Renewable World’s innovative work in supporting the development of hydram technology in Nepal is beginning to bear fruit, and promises the extremely exciting possibility of supporting and promoting the expanding private sector provision of hydram technology across Nepal over the next few years.
To date Renewable World has worked with local partner CRT-N to bring hydram technology to Nepal and develop the technical understanding of its use and promote recognition of its impact and benefits. The Renewable World programme has involved training a Nepalese engineering team in the technology and securing the license for CRT-N’s private sector wing to produce the technology in Nepal. The local team is now in the process of establishing four sites, all several hours drive east of Kathmandu, in rural areas where this technology is or will be providing constant water supply to extremely poor consumers at minimal cost. The potential payback period for the installation of this technology is extremely favourable making it a prime candidate for commercialization.

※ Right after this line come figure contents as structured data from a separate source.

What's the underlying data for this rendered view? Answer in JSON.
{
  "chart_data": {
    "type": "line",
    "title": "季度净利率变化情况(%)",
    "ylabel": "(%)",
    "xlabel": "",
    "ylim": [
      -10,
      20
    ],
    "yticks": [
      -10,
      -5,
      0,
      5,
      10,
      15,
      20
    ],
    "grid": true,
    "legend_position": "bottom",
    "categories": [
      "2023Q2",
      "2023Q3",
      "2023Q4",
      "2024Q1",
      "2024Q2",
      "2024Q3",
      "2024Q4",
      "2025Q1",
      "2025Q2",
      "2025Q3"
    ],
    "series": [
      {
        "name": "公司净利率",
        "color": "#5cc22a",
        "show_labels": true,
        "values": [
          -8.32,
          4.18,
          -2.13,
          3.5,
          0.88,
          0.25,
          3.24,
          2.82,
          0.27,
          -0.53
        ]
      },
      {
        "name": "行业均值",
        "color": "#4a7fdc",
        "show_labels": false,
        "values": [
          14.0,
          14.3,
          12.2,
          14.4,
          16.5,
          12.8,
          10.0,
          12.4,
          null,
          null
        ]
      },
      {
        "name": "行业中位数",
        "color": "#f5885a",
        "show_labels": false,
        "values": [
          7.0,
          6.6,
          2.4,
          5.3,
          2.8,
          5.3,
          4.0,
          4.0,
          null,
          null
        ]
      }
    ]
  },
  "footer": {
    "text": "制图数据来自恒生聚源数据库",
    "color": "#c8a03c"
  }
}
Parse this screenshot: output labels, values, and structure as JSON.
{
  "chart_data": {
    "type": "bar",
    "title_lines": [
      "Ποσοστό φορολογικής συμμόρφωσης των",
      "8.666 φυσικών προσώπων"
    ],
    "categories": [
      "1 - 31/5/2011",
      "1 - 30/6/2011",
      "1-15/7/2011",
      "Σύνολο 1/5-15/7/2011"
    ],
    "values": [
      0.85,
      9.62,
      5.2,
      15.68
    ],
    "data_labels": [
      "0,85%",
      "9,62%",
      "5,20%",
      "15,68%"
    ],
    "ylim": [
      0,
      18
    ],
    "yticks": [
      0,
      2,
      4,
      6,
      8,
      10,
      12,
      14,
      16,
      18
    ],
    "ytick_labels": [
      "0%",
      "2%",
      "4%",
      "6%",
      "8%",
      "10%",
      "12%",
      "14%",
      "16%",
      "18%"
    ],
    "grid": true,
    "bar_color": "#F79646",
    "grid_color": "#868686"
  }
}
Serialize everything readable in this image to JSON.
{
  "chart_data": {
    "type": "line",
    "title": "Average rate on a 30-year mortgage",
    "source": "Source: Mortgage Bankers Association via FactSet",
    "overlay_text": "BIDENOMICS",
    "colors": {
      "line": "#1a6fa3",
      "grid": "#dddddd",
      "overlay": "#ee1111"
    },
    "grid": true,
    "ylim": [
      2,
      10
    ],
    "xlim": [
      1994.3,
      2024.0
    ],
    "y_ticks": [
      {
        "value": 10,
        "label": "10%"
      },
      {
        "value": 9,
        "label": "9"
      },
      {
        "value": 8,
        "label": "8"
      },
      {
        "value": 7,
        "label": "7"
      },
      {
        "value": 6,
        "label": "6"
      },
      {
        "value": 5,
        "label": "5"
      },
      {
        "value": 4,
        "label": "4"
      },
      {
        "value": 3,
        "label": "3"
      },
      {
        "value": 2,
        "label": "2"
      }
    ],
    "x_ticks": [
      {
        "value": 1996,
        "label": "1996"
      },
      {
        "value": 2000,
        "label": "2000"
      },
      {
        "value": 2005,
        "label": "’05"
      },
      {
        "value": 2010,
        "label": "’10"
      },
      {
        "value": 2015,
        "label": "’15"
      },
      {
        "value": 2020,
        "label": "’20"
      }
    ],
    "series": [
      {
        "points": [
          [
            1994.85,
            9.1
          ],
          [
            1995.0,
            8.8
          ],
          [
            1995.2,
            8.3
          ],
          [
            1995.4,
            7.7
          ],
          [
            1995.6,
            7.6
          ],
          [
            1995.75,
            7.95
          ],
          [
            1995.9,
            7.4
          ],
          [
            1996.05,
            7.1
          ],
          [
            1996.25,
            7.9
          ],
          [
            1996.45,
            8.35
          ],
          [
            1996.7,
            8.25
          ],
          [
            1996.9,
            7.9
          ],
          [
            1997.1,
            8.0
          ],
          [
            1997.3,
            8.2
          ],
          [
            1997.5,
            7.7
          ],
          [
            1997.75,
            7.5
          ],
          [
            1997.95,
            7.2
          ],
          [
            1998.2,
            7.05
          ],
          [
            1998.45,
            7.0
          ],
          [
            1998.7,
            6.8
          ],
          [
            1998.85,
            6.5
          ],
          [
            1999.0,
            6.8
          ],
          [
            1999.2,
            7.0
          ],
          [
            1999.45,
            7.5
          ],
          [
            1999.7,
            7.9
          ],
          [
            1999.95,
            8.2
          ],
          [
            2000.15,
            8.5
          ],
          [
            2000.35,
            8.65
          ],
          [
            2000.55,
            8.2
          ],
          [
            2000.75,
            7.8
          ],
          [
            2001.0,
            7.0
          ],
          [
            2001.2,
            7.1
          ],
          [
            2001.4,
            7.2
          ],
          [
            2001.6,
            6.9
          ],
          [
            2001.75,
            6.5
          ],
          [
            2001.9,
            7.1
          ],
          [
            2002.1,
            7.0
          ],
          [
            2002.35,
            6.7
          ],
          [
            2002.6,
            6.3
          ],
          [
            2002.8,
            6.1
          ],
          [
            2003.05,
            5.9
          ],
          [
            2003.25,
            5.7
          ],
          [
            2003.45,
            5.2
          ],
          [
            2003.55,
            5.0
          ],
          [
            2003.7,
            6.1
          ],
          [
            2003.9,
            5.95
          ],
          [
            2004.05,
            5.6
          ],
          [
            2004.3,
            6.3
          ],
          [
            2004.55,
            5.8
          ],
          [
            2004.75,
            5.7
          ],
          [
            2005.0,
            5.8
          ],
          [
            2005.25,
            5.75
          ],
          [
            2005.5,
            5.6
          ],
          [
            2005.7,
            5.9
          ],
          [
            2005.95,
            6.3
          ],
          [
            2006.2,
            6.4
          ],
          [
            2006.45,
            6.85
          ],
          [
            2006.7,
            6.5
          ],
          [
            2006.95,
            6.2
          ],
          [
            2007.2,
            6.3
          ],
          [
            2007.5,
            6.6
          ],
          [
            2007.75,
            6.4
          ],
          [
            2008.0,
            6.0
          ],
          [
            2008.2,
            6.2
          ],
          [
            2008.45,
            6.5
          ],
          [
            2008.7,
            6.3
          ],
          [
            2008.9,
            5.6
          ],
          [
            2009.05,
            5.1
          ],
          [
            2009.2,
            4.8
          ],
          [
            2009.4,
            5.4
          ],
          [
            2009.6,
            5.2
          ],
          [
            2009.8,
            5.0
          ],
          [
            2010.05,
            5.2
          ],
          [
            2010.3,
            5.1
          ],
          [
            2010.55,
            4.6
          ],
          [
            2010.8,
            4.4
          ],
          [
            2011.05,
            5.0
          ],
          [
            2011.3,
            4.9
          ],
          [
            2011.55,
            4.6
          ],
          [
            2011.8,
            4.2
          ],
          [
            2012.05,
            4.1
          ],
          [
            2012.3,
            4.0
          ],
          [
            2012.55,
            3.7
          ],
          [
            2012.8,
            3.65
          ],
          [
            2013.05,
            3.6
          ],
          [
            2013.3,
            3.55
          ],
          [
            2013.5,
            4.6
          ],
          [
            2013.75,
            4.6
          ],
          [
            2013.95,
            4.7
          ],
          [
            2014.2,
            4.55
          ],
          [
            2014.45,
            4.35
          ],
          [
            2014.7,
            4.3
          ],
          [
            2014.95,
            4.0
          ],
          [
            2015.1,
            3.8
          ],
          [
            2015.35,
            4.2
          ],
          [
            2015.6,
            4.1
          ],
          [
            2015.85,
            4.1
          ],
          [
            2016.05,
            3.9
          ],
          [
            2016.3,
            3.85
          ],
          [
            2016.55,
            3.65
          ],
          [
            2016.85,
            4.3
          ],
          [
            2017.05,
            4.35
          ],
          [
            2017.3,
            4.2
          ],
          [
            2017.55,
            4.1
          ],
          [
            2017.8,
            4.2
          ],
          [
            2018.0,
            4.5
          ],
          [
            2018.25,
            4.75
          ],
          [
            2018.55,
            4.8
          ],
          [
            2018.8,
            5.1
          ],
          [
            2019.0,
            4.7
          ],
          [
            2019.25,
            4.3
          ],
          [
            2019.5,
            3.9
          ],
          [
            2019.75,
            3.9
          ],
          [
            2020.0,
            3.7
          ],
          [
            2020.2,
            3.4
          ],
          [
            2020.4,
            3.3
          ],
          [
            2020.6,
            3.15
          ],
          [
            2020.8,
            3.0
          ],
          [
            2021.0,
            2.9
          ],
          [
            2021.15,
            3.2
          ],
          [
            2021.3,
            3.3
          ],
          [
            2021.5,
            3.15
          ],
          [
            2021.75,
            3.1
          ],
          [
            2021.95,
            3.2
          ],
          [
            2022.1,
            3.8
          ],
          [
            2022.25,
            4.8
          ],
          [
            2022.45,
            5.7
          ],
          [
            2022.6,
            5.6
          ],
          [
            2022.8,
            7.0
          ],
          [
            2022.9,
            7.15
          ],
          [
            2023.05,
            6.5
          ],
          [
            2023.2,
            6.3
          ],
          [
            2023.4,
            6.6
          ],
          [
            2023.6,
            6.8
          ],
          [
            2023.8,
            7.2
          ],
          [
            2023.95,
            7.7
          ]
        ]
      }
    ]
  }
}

CRT/N and local partner Rural Mutual Development inspect the newly installed hydram in Mahadevsthan
The hyrdam pump technology uses a combination of pressure and gravity to force water uphill and is able to pump at a constant rate for 24 hrs a day. We saw one such system where constant water supply is now being provided to a school of 600 pupils and teachers in Mahadevsthan, Dahling district. This is the only high school in a disparate and far flung area of over 7,000 people (there are 19 primary schools) and therefore many of the children must board. As a result water is needed for their washing, cleaning and sanitary needs as well as toilet facilities; all this was previously carried by hand. Now the time saved can spent on education, and with improved sanitation, the incidence of diarrhoeal diseases will be reduced, both at the school and in the village (as the toilets are used by local villagers too).
The secondary school at Mahadevstran where 600 pupils now benefit from a constant source of water for washing, cleaning and sanitation.
Following this initial phase Renewable World is now in discussions to develop a programme to promote the commercial production of this technology across Nepal by licensing private sector suppliers to manufacture, market and sell the technology across the country. We hope this process with ultimately help to drive down the unit price, increase efficiencies in the production process and ensure greater up-take of the technology. The future is potentially extremely exciting for hydram in Nepal.
Menaka Lohane, Treasurer of the Water Users Committee who collects payment for the use of the water in the school which is used to maintain the hydram pump.